Un lascito quello di Biagi – a giudizio del suo antico stretto collaboratore – fatto di rigore e di rispetto per il suo mestiere di giornalista televisivo. Dall’album dei ricordi di Iseppi vengono estratte alcune istantanee inedite: il Biagi viaggiatore nei 4 continenti («imparai per ogni evenienza a fare delle iniezioni. Non è mai stato necessario mettere in pratica la mia formazione appresa nell’infermeria della Rai di Milano») o gli incontri, frutto delle sue grandi interviste, che rimasero nelle memoria collettiva del Paese: da quella a Mehmet Ali Agca, all’allora presidente della Polonia, il generale Jaruzelski «con cui condivideva un’amicizia e una stima antica e informale» fino al lungo colloquio svoltosi a Tripoli, e realizzato nello stesso giorno del bombardamento del porto, con il colonello Gheddafi. «Fu uno scoop mondiale – rievoca – nonostante questo fu ritardata e posticipata la messa in onda della puntata per motivi politici. E di quell’evento mi rimane ancora impressa la fermezza e il coraggio professionale dell’allora direttore del Tg1 Albino Longhi».

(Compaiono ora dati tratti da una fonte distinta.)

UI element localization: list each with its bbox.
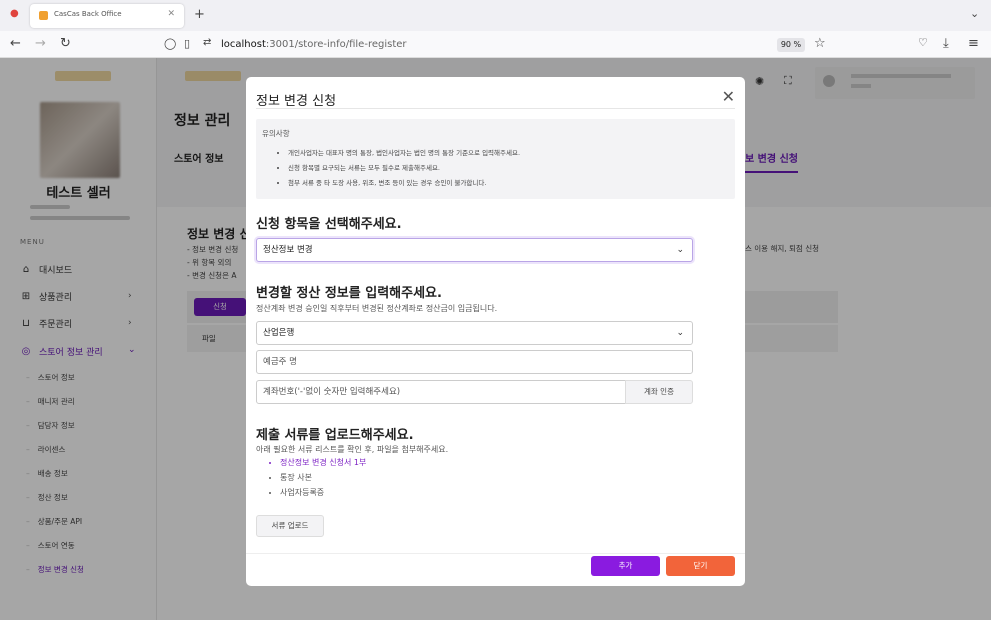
add-button[interactable]: 추가 [591,556,660,576]
account-number-input[interactable]: 계좌번호('-'없이 숫자만 입력해주세요) [256,380,626,404]
bank-select[interactable]: 산업은행 ⌄ [256,321,693,345]
url-path: :3001/store-info/file-register [265,39,407,50]
notice-item: 신청 항목별 요구되는 서류는 모두 필수로 제출해주세요. [288,162,520,172]
forward-icon[interactable]: → [35,37,46,50]
chevron-down-icon: ⌄ [676,328,684,338]
notice-heading: 유의사항 [262,129,290,138]
required-docs-list: 정산정보 변경 신청서 1부 통장 사본 사업자등록증 [280,457,366,502]
doc-item: 통장 사본 [280,472,366,483]
bank-value: 산업은행 [263,328,295,338]
zoom-level[interactable]: 90 % [777,38,805,52]
browser-tab-bar: ● CasCas Back Office ✕ + ⌄ [0,0,991,31]
reload-icon[interactable]: ↻ [60,37,71,50]
menu-icon[interactable]: ≡ [968,37,979,50]
shield-icon[interactable]: ◯ [164,38,176,49]
divider [256,108,735,109]
browser-tab[interactable]: CasCas Back Office ✕ [30,4,184,28]
tab-list-icon[interactable]: ⌄ [970,8,979,19]
notice-list: 개인사업자는 대표자 명의 통장, 법인사업자는 법인 명의 통장 기준으로 입… [288,147,520,192]
section-subtext-docs: 아래 필요한 서류 리스트를 확인 후, 파일을 첨부해주세요. [256,445,449,454]
permissions-icon[interactable]: ⇄ [203,38,211,48]
bookmark-star-icon[interactable]: ☆ [814,37,826,50]
section-heading-settlement: 변경할 정산 정보를 입력해주세요. [256,286,442,301]
close-icon[interactable]: ✕ [722,87,735,106]
account-holder-input[interactable]: 예금주 명 [256,350,693,374]
back-icon[interactable]: ← [10,37,21,50]
verify-account-button[interactable]: 계좌 인증 [625,380,693,404]
download-icon[interactable]: ⤓ [943,37,949,50]
request-type-select[interactable]: 정산정보 변경 ⌄ [256,238,693,262]
notice-item: 첨부 서류 중 타 도장 사용, 위조, 변조 등이 있는 경우 승인이 불가합… [288,177,520,187]
modal-title: 정보 변경 신청 [256,94,337,109]
tab-title: CasCas Back Office [54,10,122,18]
change-request-modal: 정보 변경 신청 ✕ 유의사항 개인사업자는 대표자 명의 통장, 법인사업자는… [246,77,745,586]
browser-nav-bar: ← → ↻ ◯ ▯ ⇄ ☆ ♡ ⤓ ≡ [0,31,991,58]
pocket-icon[interactable]: ♡ [918,37,928,48]
doc-item: 정산정보 변경 신청서 1부 [280,457,366,468]
new-tab-icon[interactable]: + [194,8,205,21]
request-type-value: 정산정보 변경 [263,245,313,255]
close-tab-icon[interactable]: ✕ [167,9,175,19]
url-host: localhost [221,39,266,50]
notice-item: 개인사업자는 대표자 명의 통장, 법인사업자는 법인 명의 통장 기준으로 입… [288,147,520,157]
address-bar[interactable]: localhost:3001/store-info/file-register [221,39,407,50]
section-heading-docs: 제출 서류를 업로드해주세요. [256,428,414,443]
doc-item: 사업자등록증 [280,487,366,498]
upload-docs-button[interactable]: 서류 업로드 [256,515,324,537]
chevron-down-icon: ⌄ [676,245,684,255]
page-icon: ▯ [184,37,191,50]
favicon-icon [39,11,48,20]
close-button[interactable]: 닫기 [666,556,735,576]
section-subtext-settlement: 정산계좌 변경 승인일 직후부터 변경된 정산계좌로 정산금이 입금됩니다. [256,304,498,313]
notice-box: 유의사항 개인사업자는 대표자 명의 통장, 법인사업자는 법인 명의 통장 기… [256,119,735,199]
section-heading-type: 신청 항목을 선택해주세요. [256,217,402,232]
divider [246,553,745,554]
window-control-icon[interactable]: ● [10,9,19,19]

Uno stile e un modo di fare televisione lontano anni luce da quello che oggi la tv generalista produce. «Indubbiamente tutti noi abbiamo nostalgia non solo per il suo rigore ma anche per il garbo con cui entrava nelle case degli italiani – è la riflessione finale –. Ritengo che sia stato in un certo senso un giornalista “glocal”. Una parola che non avrebbe usato, nemmeno sotto tortura. Apparteneva a un paese mentale il mondo globale ma le sue radici erano in un paese reale, la sua città natale Pianaccio. Il segreto del successo dei suoi programmi? Credo nel fatto che si impegnasse a spiegare i fatti in modo che capissero anche coloro che abitavano in villaggi con meno di 500 abitanti. Aveva un metro di valutazione dei programmi molto personale: se se ne parlava al bar il mattino dopo, significava che era andata bene. Tutti ingredienti di valutazione e metri di giudizio che sembrano mancare alla Tv di oggi. Per questo credo che un personaggio come Biagi manchi un po’ a tutti noi».